Déclaration publique

AFR 30/003/2007

Amnesty International est vivement préoccupée par les informations faisant état de manœuvres d’intimidation et de harcèlement dont font l’objet des journalistes et défenseurs des droits humains pour avoir traité du trafic de stupéfiants dans l’État ouest-africain de la Guinée-Bissau. L’organisation a été informée de ce que quatre journalistes et le défenseur des droits humains de renom Mario Sa Gomez avaient dû se réfugier dans la clandestinité par crainte d’être arrêtés et sans doute torturés. Mario Sa Gomes craint également d’être tué.

Des informations sur le trafic de stupéfiants en Guinée-Bissau ont récemment attirée l’attention internationale. À la suite de la publication du rapport des Nations unies sur les stupéfiants dans le monde en 2007 désignant la Guinée Bissau comme un lieu important de trafic et de transit, quatre journalistes – Allen Yéro Embalo, Alberto Dabo, Eva Maria Auzenda Biague et Fernando Jorge Perreira – ont rendu publics plusieurs articles sur le trafic de stupéfiants impliquant des hauts responsables civils et militaires. Selon les informations reçues par Amnesty International, à la suite de ces articles des responsables militaires ont pris la parole sur la radio nationale pour demander à Allen Yéro Embalo et Alberto Dabo de renier publiquement sur les ondes nationales les informations qu’ils avaient publiées. Cette demande n’ayant pas été suivie d’effet, les quatre journalistes ont été sommés, par le biais d’une annonce émanant semble-t-il de nouveau de l’armée, de se présenter au poste de police le plus proche. Les quatre hommes se sont réfugiés dans la clandestinité peu après cette annonce, craignant d’être arrêtés et peut-être torturés.
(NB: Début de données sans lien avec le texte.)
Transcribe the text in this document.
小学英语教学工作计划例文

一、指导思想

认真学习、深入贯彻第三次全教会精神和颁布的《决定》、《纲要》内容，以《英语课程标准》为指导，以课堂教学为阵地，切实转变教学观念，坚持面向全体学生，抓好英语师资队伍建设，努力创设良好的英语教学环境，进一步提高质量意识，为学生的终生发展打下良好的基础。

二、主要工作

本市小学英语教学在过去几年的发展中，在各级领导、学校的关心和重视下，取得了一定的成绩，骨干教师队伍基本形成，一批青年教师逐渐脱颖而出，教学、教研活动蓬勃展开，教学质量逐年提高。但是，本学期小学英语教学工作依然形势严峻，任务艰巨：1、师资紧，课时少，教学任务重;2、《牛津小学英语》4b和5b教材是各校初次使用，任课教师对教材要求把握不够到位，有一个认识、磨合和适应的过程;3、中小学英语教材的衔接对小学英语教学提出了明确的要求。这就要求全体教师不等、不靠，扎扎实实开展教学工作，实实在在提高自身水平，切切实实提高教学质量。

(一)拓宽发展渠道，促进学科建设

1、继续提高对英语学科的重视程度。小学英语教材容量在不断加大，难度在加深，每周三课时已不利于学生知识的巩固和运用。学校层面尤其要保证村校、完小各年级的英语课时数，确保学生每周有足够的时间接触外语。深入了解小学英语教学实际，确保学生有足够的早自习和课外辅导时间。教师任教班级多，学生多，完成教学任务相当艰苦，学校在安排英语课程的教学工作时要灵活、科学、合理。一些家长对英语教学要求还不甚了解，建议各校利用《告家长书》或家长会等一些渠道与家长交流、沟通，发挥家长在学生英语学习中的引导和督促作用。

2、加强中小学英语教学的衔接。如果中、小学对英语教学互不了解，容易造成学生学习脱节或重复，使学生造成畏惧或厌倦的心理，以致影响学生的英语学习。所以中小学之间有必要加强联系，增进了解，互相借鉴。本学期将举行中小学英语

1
En juillet 2007, Mario Sa Gomes, défenseur des droits humains en Guinée-Bissau, avait déclaré publiquement sur les ondes nationales que le meilleur moyen de s’attaquer au trafic de stupéfiants dans le pays était de renvoyer sur le champ tous les hauts fonctionnaires civils et militaires impliqués dans ce commerce. Le commandant en chef des armées aurait demandé des excuses publiques à Mario Sa Gomes, qui aurait refusé. Un mandat d’arrêt aurait alors été émis à l’encontre du défenseur des droits humains, qui s’est réfugié dans la clandestinité par crainte pour sa vie.

Amnesty International est préoccupée par les manœuvres de harcèlement et d’intimidation à l’encontre de ces journalistes et de ce défenseur des droits humains, qui s’apparentent à une violation de leur droit à la liberté d’expression et du droit de tous à recevoir des informations. Ces droits sont inscrits dans la Constitution de la Guinée-Bissau, dans la loi de ce pays sur la liberté de la presse et dans la Charte africaine des droits de l’homme et des peuples (Charte africaine), à laquelle la Guinée Bissau est un État partie ; ils sont également garantis par d’autres normes et traités internationaux relatifs aux droits humains tels que le Pacte international relatif aux droits civils et politiques (PIDCP) et la Déclaration universelle des droits de l’homme.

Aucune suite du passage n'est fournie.